Pipeline-like operation using TChan

113 views Asked by At

I want to implement a pipeline between two threads. I have thread A that take the data, process it, and send it to thread B. I have a MVar that check if the data is completely processed

However, I'm having an exception *** Exception: thread blocked indefinitely in an STM transaction

Why are my threads blocked? I though than when the first thread write on the channel, then when there is a data on the channel, the second one can read it

fstPipe :: (a -> b) -> TChan b -> MVar () -> [a] -> IO ()
fstPipe f chIn m xs = do
    ( mapM_(\x-> atomically $ writeTChan chIn $ f x) xs) >> putMVar m ()

pipelineDone channel mIn = do
    isDone <- fmap isJust $ tryTakeMVar mIn
    isEmpty <- atomically $ isEmptyTChan channel
    return $ isDone && isEmpty

lastPipe f chIn mIn = iter 
    where iter = do
        atomically $ fmap f $ readTChan chIn
        isDone <- pipelineDone chIn mIn
        unless isDone $ iter

pipeline = do
    chIn <- atomically newTChan
    m <- newEmptyMVar
    first <- async $ fstPipe reverse chIn m $ replicate 10 [1..500]
    last <- async $ lastPipe print chIn m
    wait first
    wait last
3

There are 3 answers

2
MathematicalOrchid On BEST ANSWER

It seems odd to me to be using STM and semaphores in the same code block... Why not do the entire thing in STM?

In particular, why not a TChan (Maybe x), with Nothing indicating the end of the sequence?

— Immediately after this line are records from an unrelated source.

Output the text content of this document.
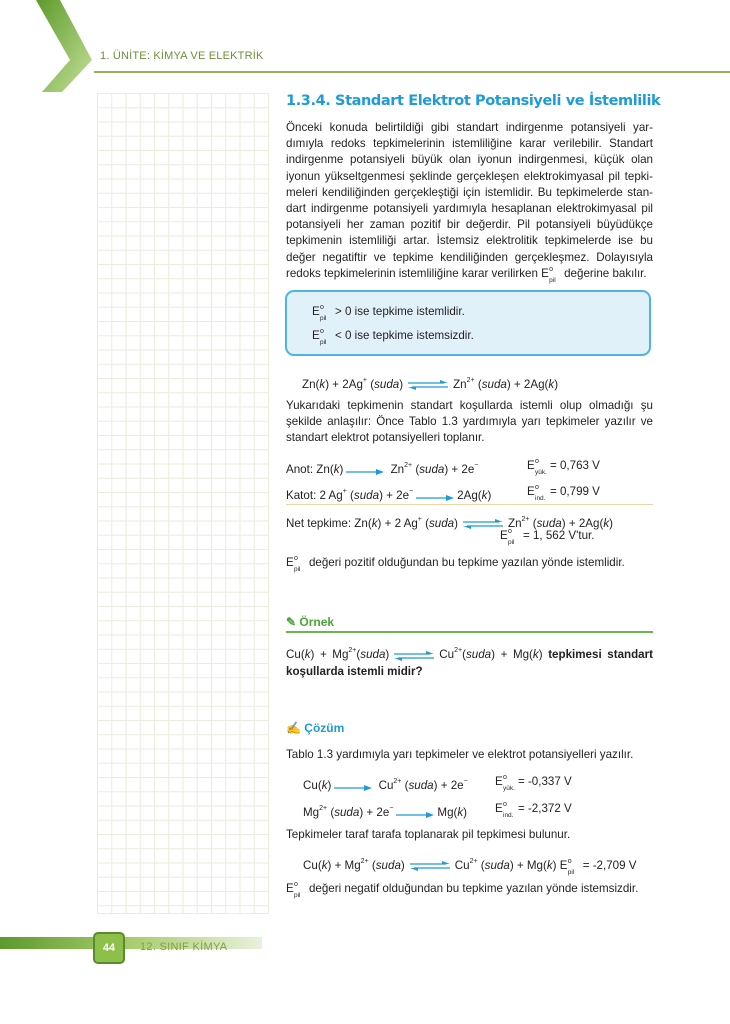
1. ÜNİTE: KİMYA VE ELEKTRİK
1.3.4. Standart Elektrot Potansiyeli ve İstemlilik
Önceki konuda belirtildiği gibi standart indirgenme potansiyeli yar-
dımıyla redoks tepkimelerinin istemliliğine karar verilebilir. Standart
indirgenme potansiyeli büyük olan iyonun indirgenmesi, küçük olan
iyonun yükseltgenmesi şeklinde gerçekleşen elektrokimyasal pil tepki-
meleri kendiliğinden gerçekleştiği için istemlidir. Bu tepkimelerde stan-
dart indirgenme potansiyeli yardımıyla hesaplanan elektrokimyasal pil
potansiyeli her zaman pozitif bir değerdir. Pil potansiyeli büyüdükçe
tepkimenin istemliliği artar. İstemsiz elektrolitik tepkimelerde ise bu
değer negatiftir ve tepkime kendiliğinden gerçekleşmez. Dolayısıyla
redoks tepkimelerinin istemliliğine karar verilirken E o
pil
değerine bakılır.
E o
pil
> 0 ise tepkime istemlidir.
E o
pil
< 0 ise tepkime istemsizdir.
Zn(k) + 2Ag+ (suda) ⇌ $Zn^{2+}$ (suda) + 2Ag(k)
Yukarıdaki tepkimenin standart koşullarda istemli olup olmadığı şu
şekilde anlaşılır: Önce Tablo 1.3 yardımıyla yarı tepkimeler yazılır ve
standart elektrot potansiyelleri toplanır.
Anot: $Zn(k) \to Zn^{2+}$ (suda) + 2e−	E o
yük.
= 0,763 V
Katot: 2 Ag+ (suda) + 2e− → 2Ag(k)	E o
ind.
= 0,799 V
Net tepkime: Zn(k) + 2 Ag+ (suda) ⇌ $Zn^{2+}$ (suda) + 2Ag(k)
E o
pil
= 1, 562 V'tur.
E o
pil
değeri pozitif olduğundan bu tepkime yazılan yönde istemlidir.
✎ Örnek
$Cu(k) + Mg^{2+}(suda)$ ⇌ $Cu^{2+}(suda) + Mg(k)$ tepkimesi standart
koşullarda istemli midir?
✍ Çözüm
Tablo 1.3 yardımıyla yarı tepkimeler ve elektrot potansiyelleri yazılır.
$Cu(k) \to Cu^{2+}$ (suda) + 2e− E o
yük.
= -0,337 V
$Mg^{2+}$ (suda) + 2e− → Mg(k) E o
ind.
= -2,372 V
Tepkimeler taraf tarafa toplanarak pil tepkimesi bulunur.
$Cu(k) + Mg^{2+}$ (suda) ⇌ $Cu^{2+}$ (suda) + Mg(k) E o
pil
= -2,709 V
E o
pil
değeri negatif olduğundan bu tepkime yazılan yönde istemsizdir.
44	12. SINIF KİMYA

Also, notice that your fstPipe likely just generates a bunch of unevaluated thunks and immediately chucks them into the TChan, without actually computing anything. You probably want a seq or similar in there to force some actual work to happen on that thread.

0
chi On

I think there's a race condition:

  • stop fstPipe just before the putMVar
  • advance lastPipe to read everything, and then call pipelineDone
  • pipelineDone returns False since putMVar was not yet done
  • lastPipe will try to read from the channel
  • putMVar executes, but it's too late

Now lastPipe is stuck reading on an empty channel.

0
Matt On

Your problem is in the logic of pipelineDone. Currently, you have:

pipelineDone channel mIn = do
  isDone <- fmap isJust $ tryTakeMVar mIn
  isEmpty <- atomically $ isEmptyTChan channel
  return $ isDone && isEmpty

tryTakeMVar is going to take the contents of the MVar assuming there is something in there. Assuming your producer finishes first, it is going to write () into the MVar. Your consumer is then going to try and take the contents of it. If it succeeds, then the MVar goes empty. Any subsequent tryTakeMVar will always return Nothing, thus isDone && isEmpty will always return false and you will keep trying to read from the TChan. Once the TChan goes empty, GHC can tell you that it has encountered a deadlock.

You should instead change your pipelineDone implementation to:

pipelineDone channel mIn = do
  stillRunning <- isEmptyMVar mIn
  isEmpty <- atomically $ isEmptyTChan channel
  return $ (not stillRunning) && isEmpty

This will instead simply poll the MVar, instead of actually emptying it.